Thursday, March 10, 2005

There ain't nothing you cannot do with SOAP

    "The conspicous absence of constraints in SOAP, particularly those that support interoperability is a clear indication of the vacuous nature of the specification." - Carlos Perez

Read the rest in Why REST is Better - Part 4 - Avoiding the Death March.

This is the key problem with SOAP. You can do *anything* with it. Any form of distributed computing you like!

A charitable view would be that it encompasses all philosophies and is better for it. A non-charitable view would be that SOAP is still running around, trying to find out what it itself really is, and has changed its philosophy, radically, at least twice.

When looking at the core ideas that make up REST and asynch messaging, it is absolutely true that you could do all of them in SOAP. But so what? You can do *anything* in SOAP. That is either a great strength or a great weakness, depending on your point of view.

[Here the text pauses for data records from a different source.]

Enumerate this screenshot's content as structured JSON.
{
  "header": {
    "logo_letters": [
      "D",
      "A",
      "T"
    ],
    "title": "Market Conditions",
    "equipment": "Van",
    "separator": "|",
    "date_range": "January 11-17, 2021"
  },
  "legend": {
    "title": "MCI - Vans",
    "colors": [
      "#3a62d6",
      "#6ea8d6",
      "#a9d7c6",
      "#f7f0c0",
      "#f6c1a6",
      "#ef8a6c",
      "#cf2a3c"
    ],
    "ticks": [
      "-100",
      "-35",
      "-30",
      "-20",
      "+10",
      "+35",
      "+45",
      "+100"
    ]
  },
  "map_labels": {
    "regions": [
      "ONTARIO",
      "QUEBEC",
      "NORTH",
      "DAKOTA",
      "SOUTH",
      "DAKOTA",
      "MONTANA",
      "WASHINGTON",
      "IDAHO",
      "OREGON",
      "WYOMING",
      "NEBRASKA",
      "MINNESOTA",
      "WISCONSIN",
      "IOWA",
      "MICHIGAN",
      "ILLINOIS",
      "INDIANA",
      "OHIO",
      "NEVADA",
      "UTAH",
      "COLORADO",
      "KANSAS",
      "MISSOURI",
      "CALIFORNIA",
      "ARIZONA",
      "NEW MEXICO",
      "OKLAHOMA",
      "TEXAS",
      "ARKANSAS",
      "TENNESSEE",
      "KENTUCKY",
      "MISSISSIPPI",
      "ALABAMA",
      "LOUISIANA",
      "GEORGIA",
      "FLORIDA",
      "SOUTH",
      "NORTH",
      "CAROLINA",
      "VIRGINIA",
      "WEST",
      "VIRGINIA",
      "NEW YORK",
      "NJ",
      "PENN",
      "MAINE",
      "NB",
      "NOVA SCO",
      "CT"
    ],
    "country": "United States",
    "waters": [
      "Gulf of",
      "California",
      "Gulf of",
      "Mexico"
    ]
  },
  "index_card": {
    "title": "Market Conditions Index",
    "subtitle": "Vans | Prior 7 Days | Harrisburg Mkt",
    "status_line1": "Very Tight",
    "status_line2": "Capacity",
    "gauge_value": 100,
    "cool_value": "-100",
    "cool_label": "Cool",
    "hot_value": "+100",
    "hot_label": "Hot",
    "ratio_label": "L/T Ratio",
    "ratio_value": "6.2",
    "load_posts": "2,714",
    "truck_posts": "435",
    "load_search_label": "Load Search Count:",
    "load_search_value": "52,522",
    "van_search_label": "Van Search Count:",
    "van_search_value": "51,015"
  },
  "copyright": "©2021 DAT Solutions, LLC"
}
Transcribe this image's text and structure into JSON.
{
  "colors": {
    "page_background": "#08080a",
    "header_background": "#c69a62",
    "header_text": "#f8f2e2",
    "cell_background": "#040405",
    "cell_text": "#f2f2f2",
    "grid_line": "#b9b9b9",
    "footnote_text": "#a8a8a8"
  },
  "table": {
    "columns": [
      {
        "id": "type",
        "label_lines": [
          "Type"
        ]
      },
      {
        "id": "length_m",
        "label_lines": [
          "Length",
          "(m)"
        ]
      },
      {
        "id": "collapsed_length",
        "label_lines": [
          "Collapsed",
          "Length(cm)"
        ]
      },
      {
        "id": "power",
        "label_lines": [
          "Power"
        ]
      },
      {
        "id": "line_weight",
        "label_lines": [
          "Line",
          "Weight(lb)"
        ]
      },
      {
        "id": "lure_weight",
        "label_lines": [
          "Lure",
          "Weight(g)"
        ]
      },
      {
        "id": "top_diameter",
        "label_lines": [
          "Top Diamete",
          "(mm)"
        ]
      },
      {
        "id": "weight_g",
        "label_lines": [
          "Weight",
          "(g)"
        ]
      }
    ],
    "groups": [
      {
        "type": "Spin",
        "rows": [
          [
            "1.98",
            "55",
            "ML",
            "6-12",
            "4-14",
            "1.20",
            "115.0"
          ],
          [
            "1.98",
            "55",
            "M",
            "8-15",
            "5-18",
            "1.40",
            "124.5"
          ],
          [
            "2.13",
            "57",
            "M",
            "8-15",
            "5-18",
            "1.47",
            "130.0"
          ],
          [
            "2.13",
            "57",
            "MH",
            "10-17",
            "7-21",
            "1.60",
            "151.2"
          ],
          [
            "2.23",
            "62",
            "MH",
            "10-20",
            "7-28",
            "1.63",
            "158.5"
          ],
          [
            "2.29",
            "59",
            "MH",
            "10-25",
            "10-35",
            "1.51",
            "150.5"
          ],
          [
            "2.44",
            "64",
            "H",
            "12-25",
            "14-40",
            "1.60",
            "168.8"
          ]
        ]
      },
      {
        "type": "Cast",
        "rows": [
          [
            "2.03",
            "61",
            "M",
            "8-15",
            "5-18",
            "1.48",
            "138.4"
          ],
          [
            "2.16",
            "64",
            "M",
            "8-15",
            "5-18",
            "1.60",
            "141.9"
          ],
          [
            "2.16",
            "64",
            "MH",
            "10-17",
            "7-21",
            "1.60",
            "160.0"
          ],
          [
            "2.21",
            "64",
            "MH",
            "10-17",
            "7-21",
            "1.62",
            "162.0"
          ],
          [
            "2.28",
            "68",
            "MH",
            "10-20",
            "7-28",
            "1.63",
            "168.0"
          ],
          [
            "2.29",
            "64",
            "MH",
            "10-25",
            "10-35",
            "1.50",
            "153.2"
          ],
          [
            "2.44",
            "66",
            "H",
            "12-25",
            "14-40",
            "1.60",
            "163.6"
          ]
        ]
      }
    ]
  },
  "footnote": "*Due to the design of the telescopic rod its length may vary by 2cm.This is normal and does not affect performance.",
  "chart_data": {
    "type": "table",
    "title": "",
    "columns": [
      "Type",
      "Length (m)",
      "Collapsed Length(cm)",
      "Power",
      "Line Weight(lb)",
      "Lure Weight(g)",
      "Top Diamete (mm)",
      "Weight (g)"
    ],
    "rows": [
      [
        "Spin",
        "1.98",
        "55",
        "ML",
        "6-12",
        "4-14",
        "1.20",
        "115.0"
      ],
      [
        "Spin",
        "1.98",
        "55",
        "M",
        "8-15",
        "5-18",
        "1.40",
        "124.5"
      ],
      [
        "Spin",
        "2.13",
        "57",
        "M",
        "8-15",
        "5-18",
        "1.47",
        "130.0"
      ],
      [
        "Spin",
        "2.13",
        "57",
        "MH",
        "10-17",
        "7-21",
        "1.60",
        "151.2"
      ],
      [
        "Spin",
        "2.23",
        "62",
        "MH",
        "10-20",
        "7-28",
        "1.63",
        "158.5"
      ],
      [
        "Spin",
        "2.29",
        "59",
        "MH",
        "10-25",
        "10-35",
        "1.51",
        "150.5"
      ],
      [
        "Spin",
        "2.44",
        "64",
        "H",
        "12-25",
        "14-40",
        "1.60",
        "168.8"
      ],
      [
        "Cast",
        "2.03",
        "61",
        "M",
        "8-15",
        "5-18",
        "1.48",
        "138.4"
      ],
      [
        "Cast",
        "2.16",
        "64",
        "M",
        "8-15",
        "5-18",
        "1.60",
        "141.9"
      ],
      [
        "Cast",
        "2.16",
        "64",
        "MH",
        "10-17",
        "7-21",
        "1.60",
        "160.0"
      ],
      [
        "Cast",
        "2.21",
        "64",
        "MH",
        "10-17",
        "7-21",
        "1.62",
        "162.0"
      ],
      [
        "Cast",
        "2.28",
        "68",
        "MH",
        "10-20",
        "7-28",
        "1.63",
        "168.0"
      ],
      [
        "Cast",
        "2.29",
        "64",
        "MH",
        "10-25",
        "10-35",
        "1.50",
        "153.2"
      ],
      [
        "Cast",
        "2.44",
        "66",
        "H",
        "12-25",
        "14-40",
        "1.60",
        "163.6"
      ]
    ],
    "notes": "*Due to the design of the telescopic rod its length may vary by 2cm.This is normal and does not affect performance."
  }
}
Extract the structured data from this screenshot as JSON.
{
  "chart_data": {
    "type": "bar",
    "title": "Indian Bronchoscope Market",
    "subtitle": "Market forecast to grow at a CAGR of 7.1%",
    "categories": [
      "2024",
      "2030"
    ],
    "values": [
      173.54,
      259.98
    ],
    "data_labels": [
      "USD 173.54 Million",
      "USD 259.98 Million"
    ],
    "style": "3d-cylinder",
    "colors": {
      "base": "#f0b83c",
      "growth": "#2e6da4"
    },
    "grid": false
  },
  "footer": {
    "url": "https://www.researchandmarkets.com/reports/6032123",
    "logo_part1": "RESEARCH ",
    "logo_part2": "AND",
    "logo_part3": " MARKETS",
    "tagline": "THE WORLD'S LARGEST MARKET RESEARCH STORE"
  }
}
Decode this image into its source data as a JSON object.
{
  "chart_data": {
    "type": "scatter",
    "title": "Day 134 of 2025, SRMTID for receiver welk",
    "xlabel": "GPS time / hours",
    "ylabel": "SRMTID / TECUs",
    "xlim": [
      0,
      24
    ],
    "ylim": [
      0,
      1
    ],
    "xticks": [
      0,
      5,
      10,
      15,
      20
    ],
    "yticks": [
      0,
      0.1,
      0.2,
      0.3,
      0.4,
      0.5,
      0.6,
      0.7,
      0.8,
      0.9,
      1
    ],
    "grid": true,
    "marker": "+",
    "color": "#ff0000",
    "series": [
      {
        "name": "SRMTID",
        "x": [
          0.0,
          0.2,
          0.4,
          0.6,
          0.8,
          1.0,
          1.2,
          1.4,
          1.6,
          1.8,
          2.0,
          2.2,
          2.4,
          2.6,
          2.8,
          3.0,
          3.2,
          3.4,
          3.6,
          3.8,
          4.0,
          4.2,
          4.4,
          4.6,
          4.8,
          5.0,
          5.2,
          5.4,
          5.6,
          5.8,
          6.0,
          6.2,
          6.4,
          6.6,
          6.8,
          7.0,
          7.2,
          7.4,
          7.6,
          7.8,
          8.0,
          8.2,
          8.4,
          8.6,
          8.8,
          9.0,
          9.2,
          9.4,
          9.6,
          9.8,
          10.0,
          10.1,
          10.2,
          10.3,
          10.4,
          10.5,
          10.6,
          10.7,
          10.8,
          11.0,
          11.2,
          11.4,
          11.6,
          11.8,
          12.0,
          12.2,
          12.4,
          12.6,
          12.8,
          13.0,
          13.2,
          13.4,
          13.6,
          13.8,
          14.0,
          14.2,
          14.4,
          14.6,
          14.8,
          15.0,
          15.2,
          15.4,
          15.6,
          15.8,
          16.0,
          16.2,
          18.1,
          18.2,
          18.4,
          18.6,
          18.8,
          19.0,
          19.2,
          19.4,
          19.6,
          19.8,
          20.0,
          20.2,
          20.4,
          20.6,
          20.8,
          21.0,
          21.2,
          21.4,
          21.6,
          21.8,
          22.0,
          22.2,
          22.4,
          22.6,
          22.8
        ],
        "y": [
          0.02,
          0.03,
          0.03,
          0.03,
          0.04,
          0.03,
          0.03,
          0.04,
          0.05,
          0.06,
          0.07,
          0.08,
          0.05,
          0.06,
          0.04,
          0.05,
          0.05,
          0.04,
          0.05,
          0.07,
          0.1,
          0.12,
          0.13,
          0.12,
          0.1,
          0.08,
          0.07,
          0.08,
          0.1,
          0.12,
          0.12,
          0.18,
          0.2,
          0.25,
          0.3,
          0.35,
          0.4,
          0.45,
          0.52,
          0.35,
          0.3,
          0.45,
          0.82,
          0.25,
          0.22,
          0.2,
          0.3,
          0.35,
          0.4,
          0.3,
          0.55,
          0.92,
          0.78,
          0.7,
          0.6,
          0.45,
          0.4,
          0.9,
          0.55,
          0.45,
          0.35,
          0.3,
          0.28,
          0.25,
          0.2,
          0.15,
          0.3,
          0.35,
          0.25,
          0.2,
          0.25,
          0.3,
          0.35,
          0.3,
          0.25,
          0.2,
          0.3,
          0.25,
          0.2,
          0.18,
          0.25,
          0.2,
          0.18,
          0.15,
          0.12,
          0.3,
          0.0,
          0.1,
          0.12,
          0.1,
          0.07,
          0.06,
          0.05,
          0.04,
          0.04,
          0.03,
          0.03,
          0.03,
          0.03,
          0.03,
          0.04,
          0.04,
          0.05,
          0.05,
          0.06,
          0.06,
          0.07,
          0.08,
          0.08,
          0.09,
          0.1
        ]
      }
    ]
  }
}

I think it is the latter. Distributed computing is not a problem where Turing Completeness is a compelling argument. This is hard stuff. The network cannot be abstracted away. The only way the world is going to get away from integration hairballs is by latching onto real patterns of distributed computing, not uber-abstractions.

I think those patterns need to be centered around asynchronous, reliable exchange of self-descriptive Unicode messages, between resources that have unique names and standard interactions modelled on speech acts. In short, XML + Reliable HTTP + REST.